Dünyadaki Tarihi Yerler

Özgürlük Heykeli - New York - ABD





New York şehrinde, inşa edildiği 1886 yılından bu yana Amerika'nın simgesi olan anıtsal heykel ve gözlem kulesi. Dünyada en çok tanınan ikonlardan biridir.

Bakırdan yapılan Özgürlük Tanrıçası Heykeli, Fransa tarafından kuruluşunun 100. yılı nedeniyle ABD'ye (10 yıl gecikmeli olarak) hediye edilmiştir; kaidesi ise ABD'de yapılmıştır. 1884-1886 yılları arasında inşa edilen heykelin yaratıcısı Frederic Bartholdi'dir. Çelik iskeleti Gustave Eiffel, kaideyi Richard Morris Hunt yapmıştır. ABD'nin New York şehrindeki Özgürlük Adası'nda yer alır.

Özgürlük Heykeli, sağ elinde bir meşale, sol elinde ise bir tablet tutar. Tabletin üstünde 4 Temmuz 1776 tarihi (Bağımsızlık Bildirgesi'nin tarihi) yazılıdır. Meşalenin 7 sivri ucu 7 kıtayı veya 7 denizi simgeler. Heykelin yüksekliği 46 m, kaidesi ile beraber 93 m'dir. Ziyaretciler heykelin içinden meşaleye kadar 168 basamaklı bir merdivenden çıkabilirler. Özgürlük Heykel'nin meşale tutan sağ elinin yüksekliği 13 metredir. Meşalenin etrafındaki dehlizde 15 kişi birarada dolaşabilir. Özgürlük Heykeli'nin başının genişliği 2 metre, yüksekliği ise tacı ile birlikte 5 metredir.

Özgürlük Heykeli, ziyaretçilere açıktır. Ziyaret etmek isteyenler adaya bir feribotla ulaşırlar, merdivenleri tırmanarak meşaleye çıkabilir ve New York limanını seyredebilirler.

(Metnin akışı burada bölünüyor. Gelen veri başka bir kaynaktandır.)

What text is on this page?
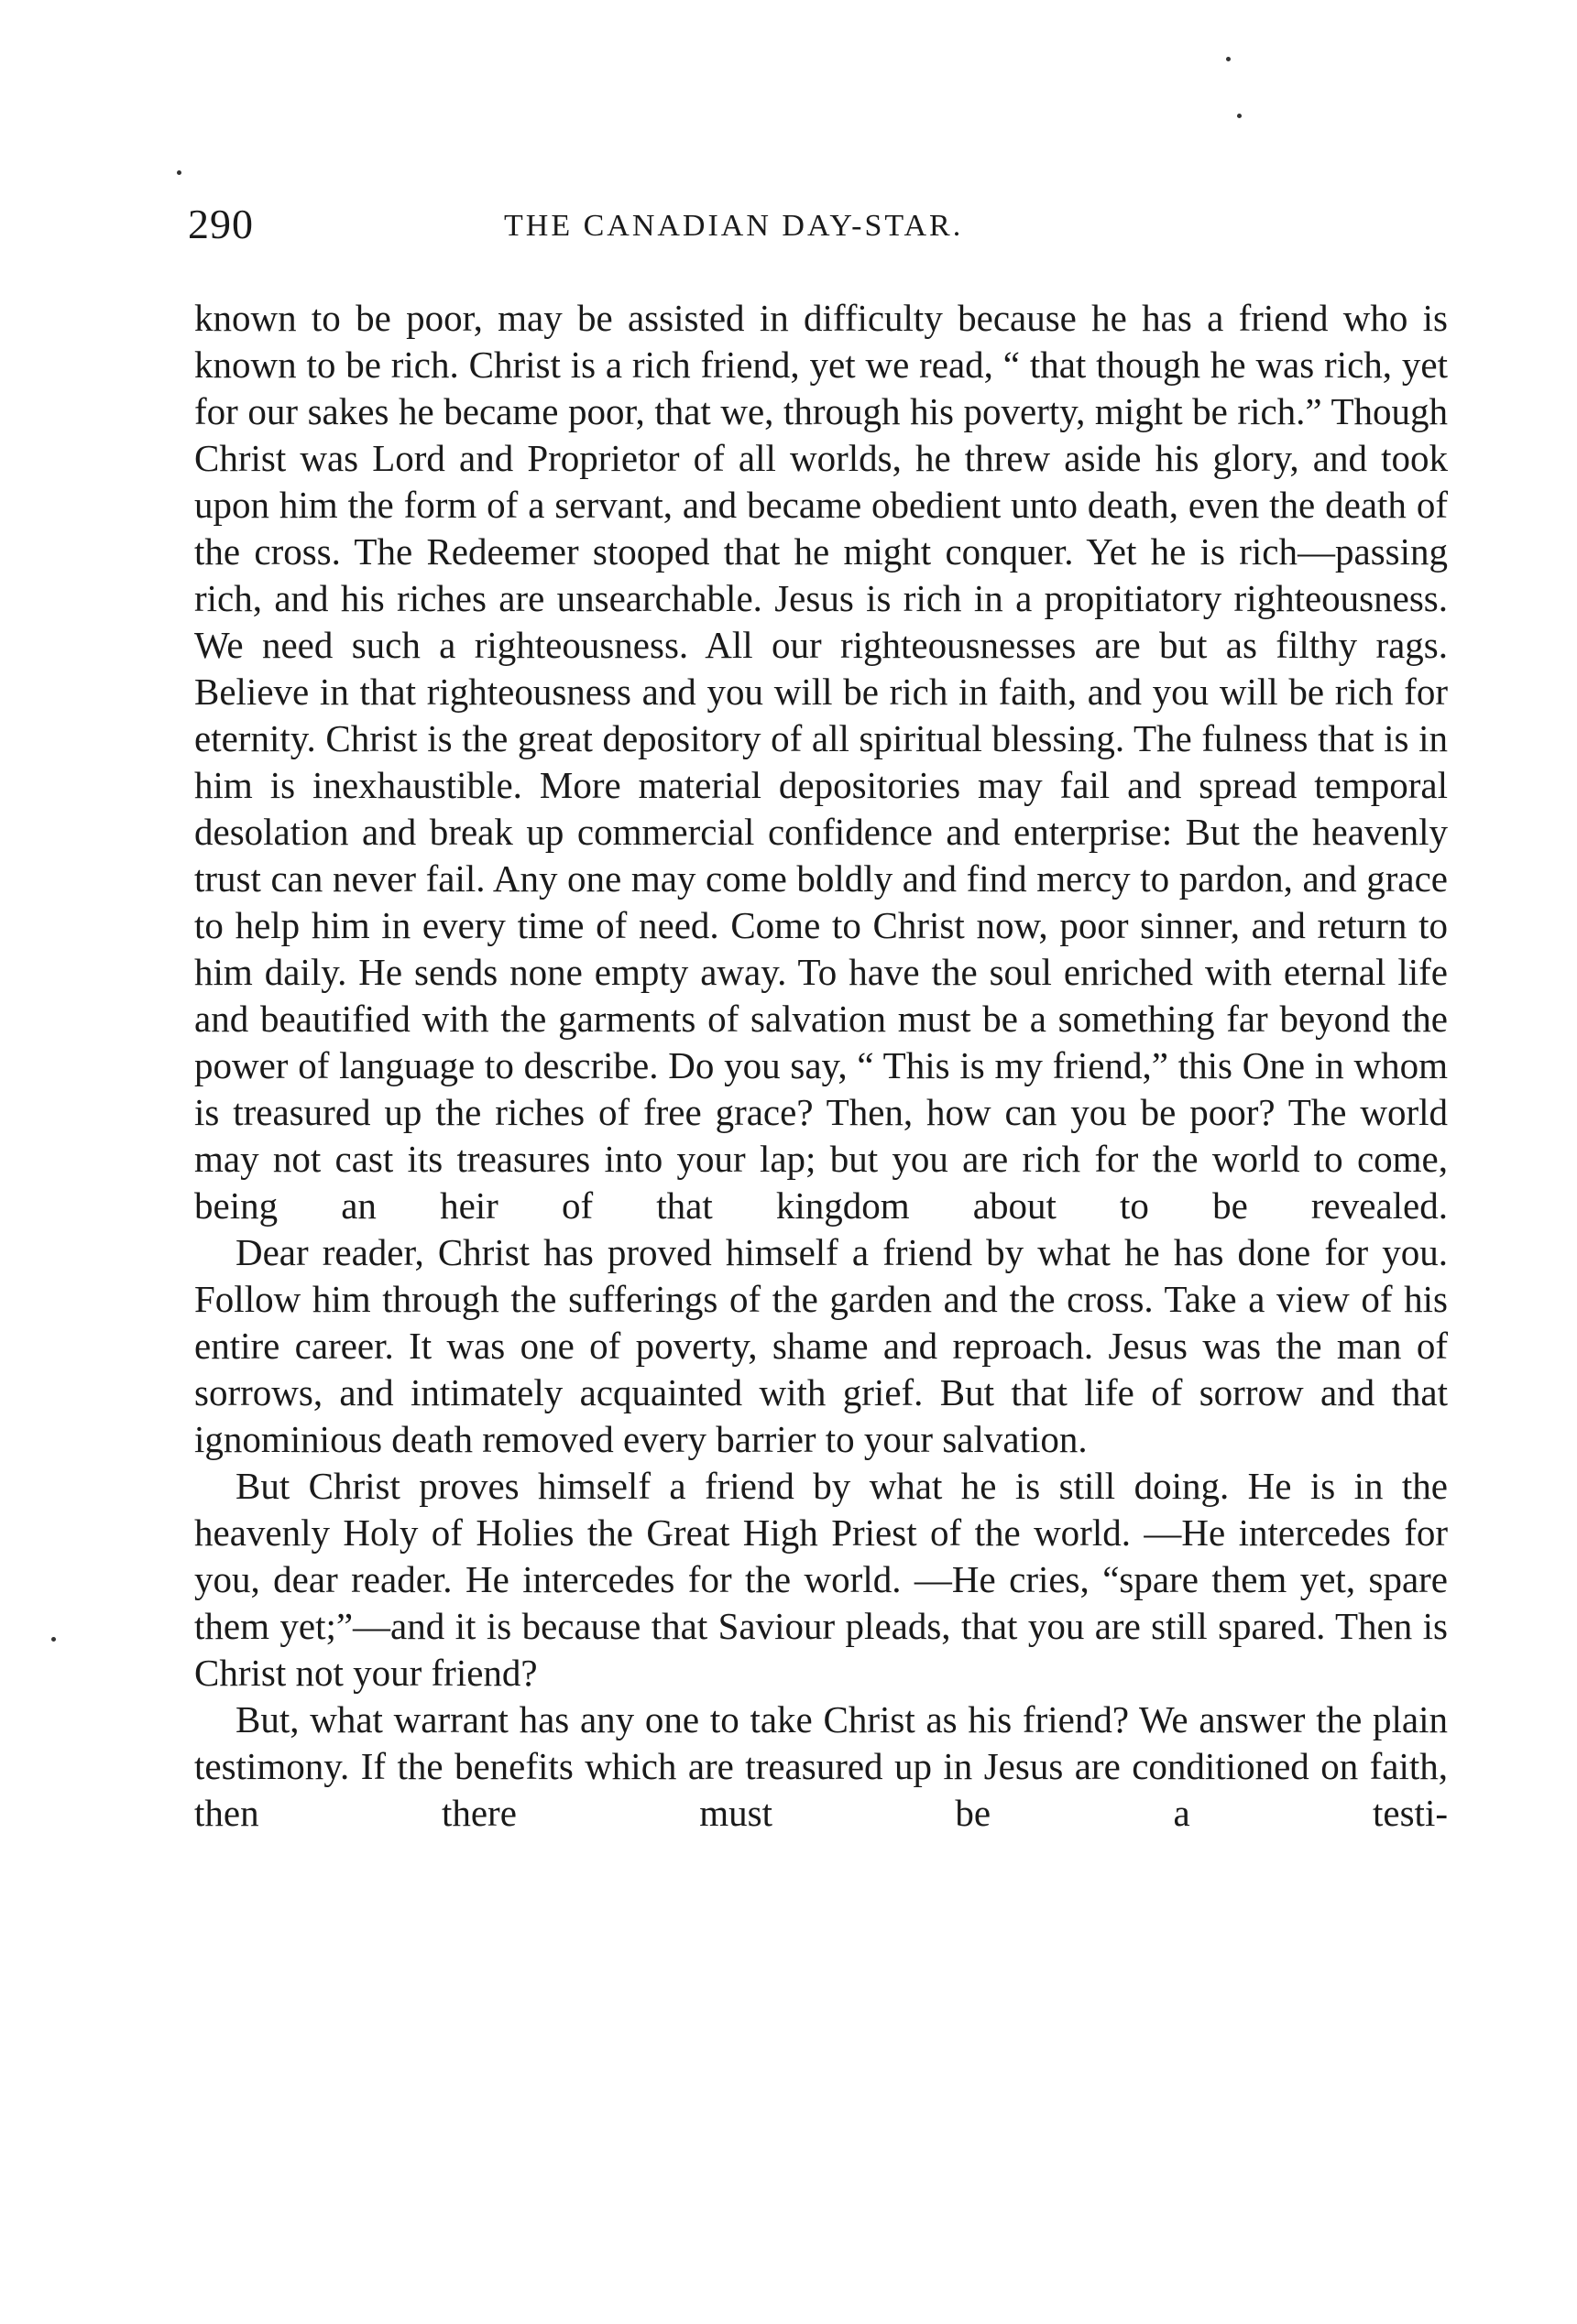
290	THE CANADIAN DAY-STAR.

known to be poor, may be assisted in difficulty because he has a friend who is known to be rich. Christ is a rich friend, yet we read, “ that though he was rich, yet for our sakes he became poor, that we, through his poverty, might be rich.” Though Christ was Lord and Proprietor of all worlds, he threw aside his glory, and took upon him the form of a servant, and became obedient unto death, even the death of the cross. The Redeemer stooped that he might conquer. Yet he is rich—passing rich, and his riches are unsearchable. Jesus is rich in a propitiatory righteousness. We need such a righteousness. All our righteousnesses are but as filthy rags. Believe in that righteousness and you will be rich in faith, and you will be rich for eternity. Christ is the great depository of all spiritual blessing. The fulness that is in him is inexhaustible. More material depositories may fail and spread temporal desolation and break up commercial confidence and enterprise: But the heavenly trust can never fail. Any one may come boldly and find mercy to pardon, and grace to help him in every time of need. Come to Christ now, poor sinner, and return to him daily. He sends none empty away. To have the soul enriched with eternal life and beautified with the garments of salvation must be a something far beyond the power of language to describe. Do you say, “ This is my friend,” this One in whom is treasured up the riches of free grace? Then, how can you be poor? The world may not cast its treasures into your lap; but you are rich for the world to come, being an heir of that kingdom about to be revealed.

Dear reader, Christ has proved himself a friend by what he has done for you. Follow him through the sufferings of the garden and the cross. Take a view of his entire career. It was one of poverty, shame and reproach. Jesus was the man of sorrows, and intimately acquainted with grief. But that life of sorrow and that ignominious death removed every barrier to your salvation.

But Christ proves himself a friend by what he is still doing. He is in the heavenly Holy of Holies the Great High Priest of the world. —He intercedes for you, dear reader. He intercedes for the world. —He cries, “spare them yet, spare them yet;”—and it is because that Saviour pleads, that you are still spared. Then is Christ not your friend?

But, what warrant has any one to take Christ as his friend? We answer the plain testimony. If the benefits which are treasured up in Jesus are conditioned on faith, then there must be a testi-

Özgürlük Heykeli'ne Singer dikiş makinelerinin kurucusu Isaac Singer'in dul eşi Isabelle Eugenie Boyer modellik etmiştir. Özgürlük Heykeli 1884 yılında Fransa'da tamamlandıktan 1 yıl sonra 350 parçaya bölünüp 214 sandık içinde New York limanına ulaştırılmıştır. Parçalar, 4 ay içinde kaidenin üzerinde yeniden birleştirilmiş ve 28 Ekim 1886 tarihinde binlerce izleyicinin önünde açılışı gerçekleşmiştir.
Özgürlük Heykeli, 1984'ten beri UNESCO'nun Dünya Kültür Mirası Listesi'nde yer almaktadır.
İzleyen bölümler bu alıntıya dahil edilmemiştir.